Travel agent says red country list is 'stopping industry in its tracks'

Tour guides protested travel restrictions outside of Ben Gurion Airport on Monday.

A passenger at Ben Gurion Airport  (photo credit: RONEN ZVULUN/ REURERS)
A passenger at Ben Gurion Airport
(photo credit: RONEN ZVULUN/ REURERS)

The tourism industry in Israel is up in arms after Prime Minister Naftali Bennett’s announcement this week in which he declared that the Health Ministry would begin updating the list of “red” countries on a daily basis.

Travelers landing in Israel from these red countries, so designated for their high number of COVID cases, would be required to self-quarantine for seven days upon arrival.

The impact that this decision has made on businesses relying on travel has been significant. “It’s a myopic decision that has a devastating effect on the industry,” said travel agent Mark Feldman, CEO of Ziontours and a director of Diesenhaus. “It’s stopped our industry dead in its tracks. All of the goodwill that had been won by bringing tourism back to the country, in sending Israelis out of the country, dissipated almost immediately.”

Feldman said that the Health Ministry’s ability to change a country’s designation overnight has caused enormous logistical problems. “How do you make a plan? You buy a ticket to go to a simcha (celebratory event) in London at the end of the month, knowing that, the day before you fly your country could be declared red, and you won’t be able to go? The airline might freeze your ticket – they won’t give you a refund – the hotel won’t give you a refund, so how do you make plans?”

As a result of the decision, travel agents country-wide are losing clients left and right. “In terms of incoming tourism, we’ve lost every single group that was coming here for Christmas,” said Feldman. “I have congressional groups coming here next month; they’ve told me point blank that unless I can assure them that tourism groups will be allowed in Israel, they want to cancel now – and they’re right! Why would you book a trip if you don’t know if you’ll be allowed on a plane?”

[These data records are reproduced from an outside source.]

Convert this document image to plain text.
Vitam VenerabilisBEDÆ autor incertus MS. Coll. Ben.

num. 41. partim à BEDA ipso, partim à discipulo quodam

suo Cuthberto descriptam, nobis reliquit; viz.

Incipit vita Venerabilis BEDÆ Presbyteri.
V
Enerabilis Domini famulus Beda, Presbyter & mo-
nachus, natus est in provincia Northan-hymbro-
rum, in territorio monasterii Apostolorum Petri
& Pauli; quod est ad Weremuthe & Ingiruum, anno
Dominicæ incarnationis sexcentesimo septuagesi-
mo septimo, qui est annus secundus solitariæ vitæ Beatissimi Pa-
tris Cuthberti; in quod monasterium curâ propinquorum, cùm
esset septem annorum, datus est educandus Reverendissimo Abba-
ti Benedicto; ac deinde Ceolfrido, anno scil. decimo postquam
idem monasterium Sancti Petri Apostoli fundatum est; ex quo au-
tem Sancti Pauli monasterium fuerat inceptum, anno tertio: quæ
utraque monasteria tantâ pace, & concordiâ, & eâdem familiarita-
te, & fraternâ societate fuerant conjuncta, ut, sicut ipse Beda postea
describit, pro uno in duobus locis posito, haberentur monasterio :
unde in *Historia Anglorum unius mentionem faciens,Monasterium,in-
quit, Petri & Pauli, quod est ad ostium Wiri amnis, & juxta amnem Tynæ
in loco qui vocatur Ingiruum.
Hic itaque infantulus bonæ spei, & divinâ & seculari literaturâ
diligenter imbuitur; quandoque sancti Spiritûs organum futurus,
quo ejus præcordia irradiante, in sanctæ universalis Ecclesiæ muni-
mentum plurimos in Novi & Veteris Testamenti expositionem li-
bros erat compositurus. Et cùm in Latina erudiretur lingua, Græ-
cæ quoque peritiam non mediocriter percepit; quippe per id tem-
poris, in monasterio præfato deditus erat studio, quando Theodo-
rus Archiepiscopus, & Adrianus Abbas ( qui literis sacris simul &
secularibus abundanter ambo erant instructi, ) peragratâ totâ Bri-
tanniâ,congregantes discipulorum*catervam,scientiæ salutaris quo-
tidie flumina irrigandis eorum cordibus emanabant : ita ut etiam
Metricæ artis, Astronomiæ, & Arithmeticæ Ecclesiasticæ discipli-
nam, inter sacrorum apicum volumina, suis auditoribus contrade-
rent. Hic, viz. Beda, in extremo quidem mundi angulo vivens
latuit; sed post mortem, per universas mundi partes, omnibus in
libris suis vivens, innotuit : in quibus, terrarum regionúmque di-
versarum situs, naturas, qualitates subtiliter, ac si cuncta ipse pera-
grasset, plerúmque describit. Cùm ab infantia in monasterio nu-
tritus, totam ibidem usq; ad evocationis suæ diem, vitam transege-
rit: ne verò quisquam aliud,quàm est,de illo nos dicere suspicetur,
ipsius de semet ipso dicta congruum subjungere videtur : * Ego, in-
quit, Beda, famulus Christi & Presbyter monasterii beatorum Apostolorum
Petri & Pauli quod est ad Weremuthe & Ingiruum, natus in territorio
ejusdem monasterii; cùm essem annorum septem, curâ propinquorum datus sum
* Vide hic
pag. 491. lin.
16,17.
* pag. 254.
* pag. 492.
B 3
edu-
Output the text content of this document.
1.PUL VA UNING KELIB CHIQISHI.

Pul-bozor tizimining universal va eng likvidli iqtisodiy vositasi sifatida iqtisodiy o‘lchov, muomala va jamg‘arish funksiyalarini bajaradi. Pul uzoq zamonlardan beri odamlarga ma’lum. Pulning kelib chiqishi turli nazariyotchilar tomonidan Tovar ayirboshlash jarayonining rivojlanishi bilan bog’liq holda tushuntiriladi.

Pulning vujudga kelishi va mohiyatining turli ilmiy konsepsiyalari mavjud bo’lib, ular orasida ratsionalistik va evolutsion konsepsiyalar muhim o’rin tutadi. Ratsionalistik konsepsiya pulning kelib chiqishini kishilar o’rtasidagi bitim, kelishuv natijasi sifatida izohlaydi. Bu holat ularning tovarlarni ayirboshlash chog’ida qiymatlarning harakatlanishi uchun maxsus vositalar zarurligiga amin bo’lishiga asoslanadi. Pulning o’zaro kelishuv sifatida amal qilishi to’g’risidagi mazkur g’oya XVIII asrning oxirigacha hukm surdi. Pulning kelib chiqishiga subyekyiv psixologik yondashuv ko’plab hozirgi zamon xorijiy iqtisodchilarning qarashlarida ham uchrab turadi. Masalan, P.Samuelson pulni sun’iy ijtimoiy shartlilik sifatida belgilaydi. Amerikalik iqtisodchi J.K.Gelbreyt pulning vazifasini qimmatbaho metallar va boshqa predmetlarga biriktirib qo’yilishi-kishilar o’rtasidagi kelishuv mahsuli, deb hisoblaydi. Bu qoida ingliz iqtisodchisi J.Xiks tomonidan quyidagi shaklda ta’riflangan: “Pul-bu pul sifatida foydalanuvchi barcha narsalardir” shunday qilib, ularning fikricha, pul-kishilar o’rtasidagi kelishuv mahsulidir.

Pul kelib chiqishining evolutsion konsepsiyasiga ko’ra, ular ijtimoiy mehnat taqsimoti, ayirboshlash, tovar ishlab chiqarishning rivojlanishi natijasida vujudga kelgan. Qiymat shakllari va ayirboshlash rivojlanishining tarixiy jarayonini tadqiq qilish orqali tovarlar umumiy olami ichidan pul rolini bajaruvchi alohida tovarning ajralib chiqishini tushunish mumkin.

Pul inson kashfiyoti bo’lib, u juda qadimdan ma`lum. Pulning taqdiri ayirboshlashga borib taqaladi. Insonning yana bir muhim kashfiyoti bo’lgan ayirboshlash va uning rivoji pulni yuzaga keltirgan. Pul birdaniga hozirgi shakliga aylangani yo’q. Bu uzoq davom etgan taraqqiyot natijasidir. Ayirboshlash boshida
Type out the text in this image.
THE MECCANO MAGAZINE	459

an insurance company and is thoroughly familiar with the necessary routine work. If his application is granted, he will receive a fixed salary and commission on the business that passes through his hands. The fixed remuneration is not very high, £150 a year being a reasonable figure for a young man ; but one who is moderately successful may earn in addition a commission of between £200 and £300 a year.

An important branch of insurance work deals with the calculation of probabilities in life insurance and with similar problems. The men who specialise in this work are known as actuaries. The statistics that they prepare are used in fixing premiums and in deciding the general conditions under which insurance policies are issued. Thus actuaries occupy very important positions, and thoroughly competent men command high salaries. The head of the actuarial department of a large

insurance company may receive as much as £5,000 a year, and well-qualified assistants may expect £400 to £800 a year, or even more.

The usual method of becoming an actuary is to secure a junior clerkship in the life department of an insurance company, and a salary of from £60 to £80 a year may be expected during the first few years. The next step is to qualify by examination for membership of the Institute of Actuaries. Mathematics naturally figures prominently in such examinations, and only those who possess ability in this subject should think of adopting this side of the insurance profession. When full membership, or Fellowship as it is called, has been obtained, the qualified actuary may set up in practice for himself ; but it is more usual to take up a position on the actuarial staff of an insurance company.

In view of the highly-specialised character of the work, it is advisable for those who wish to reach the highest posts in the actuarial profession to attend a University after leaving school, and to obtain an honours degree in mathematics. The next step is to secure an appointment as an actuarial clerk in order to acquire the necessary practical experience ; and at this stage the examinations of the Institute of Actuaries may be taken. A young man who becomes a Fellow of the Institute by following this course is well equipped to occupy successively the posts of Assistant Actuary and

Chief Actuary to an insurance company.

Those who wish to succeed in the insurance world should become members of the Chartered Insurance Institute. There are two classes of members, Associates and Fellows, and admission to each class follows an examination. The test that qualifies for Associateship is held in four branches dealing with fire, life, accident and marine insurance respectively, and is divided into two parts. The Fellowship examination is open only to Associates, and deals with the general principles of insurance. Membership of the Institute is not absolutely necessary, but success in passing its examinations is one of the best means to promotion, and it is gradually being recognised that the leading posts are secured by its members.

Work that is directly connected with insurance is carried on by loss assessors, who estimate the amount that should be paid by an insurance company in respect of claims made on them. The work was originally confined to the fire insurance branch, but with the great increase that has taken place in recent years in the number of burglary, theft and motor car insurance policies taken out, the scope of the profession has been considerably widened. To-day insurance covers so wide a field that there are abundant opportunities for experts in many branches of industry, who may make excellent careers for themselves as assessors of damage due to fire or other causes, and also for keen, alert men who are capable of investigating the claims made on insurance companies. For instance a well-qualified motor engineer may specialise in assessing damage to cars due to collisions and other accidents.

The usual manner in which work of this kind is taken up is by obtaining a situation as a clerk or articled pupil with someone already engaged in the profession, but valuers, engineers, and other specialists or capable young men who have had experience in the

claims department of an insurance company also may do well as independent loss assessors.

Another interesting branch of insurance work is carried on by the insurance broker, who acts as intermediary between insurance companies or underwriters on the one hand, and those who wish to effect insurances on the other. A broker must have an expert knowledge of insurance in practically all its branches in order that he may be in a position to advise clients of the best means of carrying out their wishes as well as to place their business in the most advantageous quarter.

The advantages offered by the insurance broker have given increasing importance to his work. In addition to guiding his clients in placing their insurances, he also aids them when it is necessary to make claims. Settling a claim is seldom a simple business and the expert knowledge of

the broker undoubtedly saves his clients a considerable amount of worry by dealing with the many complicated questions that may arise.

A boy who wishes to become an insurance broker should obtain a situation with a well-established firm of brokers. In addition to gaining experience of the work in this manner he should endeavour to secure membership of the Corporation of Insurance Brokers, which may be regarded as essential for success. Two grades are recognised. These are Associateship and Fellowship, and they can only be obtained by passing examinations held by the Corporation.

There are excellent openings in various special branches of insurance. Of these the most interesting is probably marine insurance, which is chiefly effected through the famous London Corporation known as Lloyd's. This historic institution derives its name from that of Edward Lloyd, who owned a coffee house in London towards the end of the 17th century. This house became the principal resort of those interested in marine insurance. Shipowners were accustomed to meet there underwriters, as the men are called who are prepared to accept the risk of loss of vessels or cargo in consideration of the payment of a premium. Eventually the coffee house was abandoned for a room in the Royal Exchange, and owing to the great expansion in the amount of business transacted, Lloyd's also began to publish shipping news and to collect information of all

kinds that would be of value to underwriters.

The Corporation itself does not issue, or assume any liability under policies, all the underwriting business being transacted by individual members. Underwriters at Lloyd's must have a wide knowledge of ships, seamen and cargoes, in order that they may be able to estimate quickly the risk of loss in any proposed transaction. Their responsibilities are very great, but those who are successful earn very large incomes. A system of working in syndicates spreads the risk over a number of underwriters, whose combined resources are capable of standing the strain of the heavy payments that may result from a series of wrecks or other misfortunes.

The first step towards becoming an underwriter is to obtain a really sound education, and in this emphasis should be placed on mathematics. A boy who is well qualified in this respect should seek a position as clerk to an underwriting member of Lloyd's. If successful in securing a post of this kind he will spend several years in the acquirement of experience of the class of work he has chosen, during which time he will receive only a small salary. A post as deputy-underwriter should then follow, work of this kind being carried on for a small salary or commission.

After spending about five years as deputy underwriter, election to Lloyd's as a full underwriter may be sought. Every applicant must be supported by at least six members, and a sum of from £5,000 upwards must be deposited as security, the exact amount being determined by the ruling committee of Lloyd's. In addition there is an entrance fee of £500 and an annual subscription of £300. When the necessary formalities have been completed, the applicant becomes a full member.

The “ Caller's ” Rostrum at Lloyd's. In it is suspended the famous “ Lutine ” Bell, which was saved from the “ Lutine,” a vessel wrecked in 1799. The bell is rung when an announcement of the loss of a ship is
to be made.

 Independent business owners and workers from the tourism sector protest, calling for financial support from the Israeli government, outside the Ben Gurion International Airport, on December 13, 2021 (credit: AVSHALOM SASSONI/FLASH90) Independent business owners and workers from the tourism sector protest, calling for financial support from the Israeli government, outside the Ben Gurion International Airport, on December 13, 2021 (credit: AVSHALOM SASSONI/FLASH90)

“Hotels inside Israel have already started laying off workers again. They were hoping to have a Christmas miracle; that didn’t come. They don’t see any reason to keep workers employed for the next month, and longer, because nobody knows what will happen,” said Feldman “There is no confidence in the Israeli government.”

Feldman presented what he sees as the solution to the dilemma: “The ideal way to resolve this is to go back to what almost every country in the world does: they require tests, before and after flights. That’s how they ensure that their citizens are safe.” In the meantime, he said, he is lobbying with the Tourism Minister and applying “a lot of prayer and a lot of hope that sanity will be restored.”

Fellow travel agent Geoff Winston is in a similar position: many of his groups have also canceled in the midst of the uncertainty regarding future travels. Despite the large number of cancellations, he holds out hope regarding his United States-based groups. “Politics plays a pretty large role in who’s red and who’s green. I’m not scared that America is going to turn red.”

He suggested that Israel and the United States’ more intimate relationship may act as something of a political safeguard against the strictest travel restrictions; a firm Israeli declaration that the US is a red country might harm relations – even if that declaration is merely on a state-by-state basis. “There are surely centers in the United States that are more problematic, and Israel hasn’t declared those states as problematic.”

While the industry may be suffering as a whole, on a personal level, Winston has found a way to make ends meet: “I’ve been doing a lot less work as an agent. I’ve been working more in local tourism, guiding local groups in Hebrew.”

While this isn’t a severe challenge for him specifically due to his bilingualism, he knows that others may not be able to pivot so easily. “There are a lot of tour guides out there who don’t have that ability.”

On Monday, tour guides and other members of the industry staged a protest at Ben-Gurion Airport, crowding the way to Terminal 3 and causing logistical issues for fliers. The demonstration was held in response to the government’s decision, coupled with a comment from Finance Minister Avigdor Liberman, who, during a cabinet meeting on Sunday, said: “As for travel agents and tour guides, it should be said: Start changing professions.”

Following the demonstration, Liberman acknowledged that his wording “could have been more successful, but the numbers are undeniable.”